Colson Whitehead's fictional Underground Railroad is a literal train line that runs across America, built by former slaves for their own liberation. In reality, the Underground Railroad is the symbolic name for the networks across America used by fugitive slaves and their allies to facilitate escape. The notion of the Underground Railroad is widely taught in American public schools, and thus Whitehead can rely on a shared national understanding to execute the central conceit of the novel. But what actually was the Underground Railroad, and how does its historical importance figure in Whitehead’s novel?

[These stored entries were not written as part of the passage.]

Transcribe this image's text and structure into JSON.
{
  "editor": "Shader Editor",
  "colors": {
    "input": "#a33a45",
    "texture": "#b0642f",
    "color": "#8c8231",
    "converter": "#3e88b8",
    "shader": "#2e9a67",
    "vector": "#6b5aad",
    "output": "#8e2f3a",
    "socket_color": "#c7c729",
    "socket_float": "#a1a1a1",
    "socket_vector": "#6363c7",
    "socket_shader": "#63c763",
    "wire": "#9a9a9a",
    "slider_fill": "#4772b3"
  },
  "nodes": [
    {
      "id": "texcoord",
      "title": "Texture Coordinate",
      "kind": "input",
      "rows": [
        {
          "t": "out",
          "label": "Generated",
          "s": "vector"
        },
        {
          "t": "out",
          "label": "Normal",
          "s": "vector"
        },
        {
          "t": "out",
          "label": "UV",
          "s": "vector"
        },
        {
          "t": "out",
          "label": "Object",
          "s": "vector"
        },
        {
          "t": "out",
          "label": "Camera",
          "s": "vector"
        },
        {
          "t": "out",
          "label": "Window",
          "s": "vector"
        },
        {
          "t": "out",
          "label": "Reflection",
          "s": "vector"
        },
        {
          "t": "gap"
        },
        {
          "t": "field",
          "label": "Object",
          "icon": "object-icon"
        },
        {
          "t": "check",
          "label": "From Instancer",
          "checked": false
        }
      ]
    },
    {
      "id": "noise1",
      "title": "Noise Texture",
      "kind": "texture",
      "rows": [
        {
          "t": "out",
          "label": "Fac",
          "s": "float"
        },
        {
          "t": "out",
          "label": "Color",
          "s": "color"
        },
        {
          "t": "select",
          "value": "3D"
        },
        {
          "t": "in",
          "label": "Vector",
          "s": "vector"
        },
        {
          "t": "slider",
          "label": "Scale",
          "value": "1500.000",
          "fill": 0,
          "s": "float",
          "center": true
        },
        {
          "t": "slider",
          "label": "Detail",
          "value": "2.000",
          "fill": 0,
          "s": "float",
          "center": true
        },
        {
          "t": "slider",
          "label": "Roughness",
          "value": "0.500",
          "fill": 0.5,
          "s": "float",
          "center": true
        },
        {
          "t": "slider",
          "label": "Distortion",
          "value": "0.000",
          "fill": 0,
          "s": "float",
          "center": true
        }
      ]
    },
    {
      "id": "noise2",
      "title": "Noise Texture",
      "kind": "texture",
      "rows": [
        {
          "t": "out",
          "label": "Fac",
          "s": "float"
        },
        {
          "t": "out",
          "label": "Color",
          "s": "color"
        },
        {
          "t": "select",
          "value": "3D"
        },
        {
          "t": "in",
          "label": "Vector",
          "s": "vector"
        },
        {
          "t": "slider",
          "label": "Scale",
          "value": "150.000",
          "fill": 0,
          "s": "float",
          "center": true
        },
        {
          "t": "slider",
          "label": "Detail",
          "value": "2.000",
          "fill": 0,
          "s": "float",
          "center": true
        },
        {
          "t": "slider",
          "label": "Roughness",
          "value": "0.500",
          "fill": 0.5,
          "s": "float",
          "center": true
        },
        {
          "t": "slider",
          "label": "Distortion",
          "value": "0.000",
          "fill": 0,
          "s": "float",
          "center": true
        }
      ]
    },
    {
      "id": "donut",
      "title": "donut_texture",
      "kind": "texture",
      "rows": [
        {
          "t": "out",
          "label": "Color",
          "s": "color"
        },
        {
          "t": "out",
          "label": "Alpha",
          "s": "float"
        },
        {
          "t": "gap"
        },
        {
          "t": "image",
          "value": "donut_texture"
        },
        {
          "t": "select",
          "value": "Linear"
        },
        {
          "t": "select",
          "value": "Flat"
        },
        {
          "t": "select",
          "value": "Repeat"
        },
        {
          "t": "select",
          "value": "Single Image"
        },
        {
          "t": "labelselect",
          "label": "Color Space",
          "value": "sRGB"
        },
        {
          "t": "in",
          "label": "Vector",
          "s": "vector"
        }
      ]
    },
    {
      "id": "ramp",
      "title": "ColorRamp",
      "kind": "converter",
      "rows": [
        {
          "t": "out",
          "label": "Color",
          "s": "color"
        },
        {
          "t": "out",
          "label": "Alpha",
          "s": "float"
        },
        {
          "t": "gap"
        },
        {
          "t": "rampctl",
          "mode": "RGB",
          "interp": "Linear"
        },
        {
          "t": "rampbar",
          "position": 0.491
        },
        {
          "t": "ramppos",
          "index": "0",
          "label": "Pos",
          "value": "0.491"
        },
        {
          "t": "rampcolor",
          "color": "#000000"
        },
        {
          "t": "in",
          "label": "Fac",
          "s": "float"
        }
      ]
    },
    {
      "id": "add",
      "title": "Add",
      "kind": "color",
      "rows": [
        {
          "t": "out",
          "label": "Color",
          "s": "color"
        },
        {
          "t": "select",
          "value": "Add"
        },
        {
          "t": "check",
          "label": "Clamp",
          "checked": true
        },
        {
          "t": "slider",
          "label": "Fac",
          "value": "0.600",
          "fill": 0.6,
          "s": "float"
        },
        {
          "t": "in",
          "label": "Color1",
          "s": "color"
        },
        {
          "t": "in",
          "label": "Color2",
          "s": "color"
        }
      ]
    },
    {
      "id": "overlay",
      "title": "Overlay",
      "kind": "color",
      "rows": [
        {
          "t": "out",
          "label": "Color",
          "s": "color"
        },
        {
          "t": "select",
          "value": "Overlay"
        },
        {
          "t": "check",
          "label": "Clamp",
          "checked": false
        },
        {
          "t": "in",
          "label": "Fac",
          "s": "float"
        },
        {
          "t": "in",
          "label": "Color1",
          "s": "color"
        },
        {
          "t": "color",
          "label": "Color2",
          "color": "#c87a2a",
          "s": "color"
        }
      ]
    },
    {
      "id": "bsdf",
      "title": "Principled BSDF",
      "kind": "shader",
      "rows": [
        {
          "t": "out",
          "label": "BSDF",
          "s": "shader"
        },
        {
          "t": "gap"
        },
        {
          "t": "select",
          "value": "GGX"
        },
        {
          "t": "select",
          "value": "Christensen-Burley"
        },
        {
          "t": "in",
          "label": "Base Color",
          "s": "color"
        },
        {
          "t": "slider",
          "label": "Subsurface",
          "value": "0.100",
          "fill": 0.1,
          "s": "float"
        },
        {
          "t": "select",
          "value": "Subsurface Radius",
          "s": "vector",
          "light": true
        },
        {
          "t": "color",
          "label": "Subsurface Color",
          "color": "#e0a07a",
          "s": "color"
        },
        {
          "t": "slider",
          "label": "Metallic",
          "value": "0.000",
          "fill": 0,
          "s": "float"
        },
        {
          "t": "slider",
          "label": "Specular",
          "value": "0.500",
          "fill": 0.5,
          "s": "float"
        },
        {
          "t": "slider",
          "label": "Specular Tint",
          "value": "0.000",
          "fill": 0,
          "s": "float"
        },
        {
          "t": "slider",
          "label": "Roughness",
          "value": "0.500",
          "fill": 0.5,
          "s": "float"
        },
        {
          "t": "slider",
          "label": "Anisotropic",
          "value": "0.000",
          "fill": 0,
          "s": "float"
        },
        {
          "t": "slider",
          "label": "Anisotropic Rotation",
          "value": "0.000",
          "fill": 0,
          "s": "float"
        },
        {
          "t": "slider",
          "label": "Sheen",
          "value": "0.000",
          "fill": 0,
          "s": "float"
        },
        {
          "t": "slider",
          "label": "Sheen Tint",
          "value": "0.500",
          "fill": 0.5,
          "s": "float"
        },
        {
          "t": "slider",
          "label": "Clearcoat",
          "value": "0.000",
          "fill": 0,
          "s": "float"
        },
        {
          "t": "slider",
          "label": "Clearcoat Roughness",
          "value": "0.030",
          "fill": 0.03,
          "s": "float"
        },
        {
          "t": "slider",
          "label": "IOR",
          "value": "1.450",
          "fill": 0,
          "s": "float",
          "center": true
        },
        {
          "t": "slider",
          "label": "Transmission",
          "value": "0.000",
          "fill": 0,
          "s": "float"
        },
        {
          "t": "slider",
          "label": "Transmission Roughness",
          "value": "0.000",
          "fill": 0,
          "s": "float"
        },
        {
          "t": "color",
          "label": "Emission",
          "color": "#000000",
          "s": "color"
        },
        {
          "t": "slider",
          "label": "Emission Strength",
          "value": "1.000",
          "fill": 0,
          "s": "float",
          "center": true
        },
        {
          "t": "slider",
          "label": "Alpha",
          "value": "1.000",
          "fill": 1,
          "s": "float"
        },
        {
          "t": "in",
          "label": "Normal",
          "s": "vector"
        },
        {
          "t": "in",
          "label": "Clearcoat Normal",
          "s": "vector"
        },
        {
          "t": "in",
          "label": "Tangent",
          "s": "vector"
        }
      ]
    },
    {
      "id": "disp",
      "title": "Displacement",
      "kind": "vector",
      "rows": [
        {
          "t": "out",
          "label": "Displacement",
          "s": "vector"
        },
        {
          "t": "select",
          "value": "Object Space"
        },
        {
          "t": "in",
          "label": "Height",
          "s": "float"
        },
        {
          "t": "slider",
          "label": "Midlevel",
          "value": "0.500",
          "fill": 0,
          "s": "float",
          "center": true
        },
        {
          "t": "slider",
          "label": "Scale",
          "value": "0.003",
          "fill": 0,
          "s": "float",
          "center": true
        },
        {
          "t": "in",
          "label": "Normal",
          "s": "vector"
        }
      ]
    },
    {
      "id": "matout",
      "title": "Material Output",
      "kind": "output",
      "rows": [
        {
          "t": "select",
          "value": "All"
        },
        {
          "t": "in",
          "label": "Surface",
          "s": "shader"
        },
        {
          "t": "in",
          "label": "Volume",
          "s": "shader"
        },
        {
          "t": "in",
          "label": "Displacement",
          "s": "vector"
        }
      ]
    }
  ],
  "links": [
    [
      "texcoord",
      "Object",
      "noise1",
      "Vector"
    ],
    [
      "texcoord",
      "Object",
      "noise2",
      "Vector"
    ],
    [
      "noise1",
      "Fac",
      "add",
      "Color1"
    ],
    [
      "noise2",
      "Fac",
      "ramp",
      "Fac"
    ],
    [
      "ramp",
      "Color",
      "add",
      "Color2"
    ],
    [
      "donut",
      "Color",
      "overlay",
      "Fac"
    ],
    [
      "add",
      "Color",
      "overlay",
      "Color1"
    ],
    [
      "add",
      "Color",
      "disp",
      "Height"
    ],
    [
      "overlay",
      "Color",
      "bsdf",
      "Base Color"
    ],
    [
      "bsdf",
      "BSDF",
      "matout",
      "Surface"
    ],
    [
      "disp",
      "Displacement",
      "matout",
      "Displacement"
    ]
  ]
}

The term “Underground Railroad” is an unofficial one, making its origins hard to trace. One theory for its first use describes an incident between a runaway slave named Tice Davids and his master in Ohio. In close pursuit, his master arrived on the other side of a river bank only to discover Davids was nowhere to be found. He exclaimed, “He must have gone on an underground railroad!” That was in 1831; indeed, the Railroad was most active in the sixty years before the American Civil War (1861-5). Estimates put the number of workers, white and black, at 3,200, which included about 500 former fugitives who returned as Railroad operatives (Bial 8). A patchwork network of “stations”—in reality only safe houses—stretched northward through to Canada.
Yet there is certainly disagreement about historians over the nature of the Underground Railroad—was it a coherent, organized network, or an absolutely chaotic myth (Goodheart)? The sources that provide clarity into these questions were long neglected by American historians, literary scholars, and the public. In the 1930s, however, the Works Progress Administration under President Franklin Delano Roosevelt began cataloging oral histories under the title, “Slave Narrative Collection.” The fugitive slave narrative, as the genre came to be known, was written by any number of slaves who survived their experiences riding the Underground Railroad and came to publish accounts of their travels. The most famous of the genre are those published by prominent black abolitionists Frederick Douglass and Harriet Jacobs. However, thousands of such accounts exist.
Whitehead embarked on a thorough investigation of this literary genre as research for the writing of The Underground Railroad. In an interview with National Public Radio in 2016, Whitehead comments that the tones of the slave narratives he read were often quite matter-of-fact. His own novel is written in much the same style. And by converting a metaphor into a real machine, Whitehead makes concrete the labor required to seek freedom. This literary choice allows the story of his protagonist, Cora, to conjure the voices of the thousands of heroic slaves who took it upon themselves to seek freedom.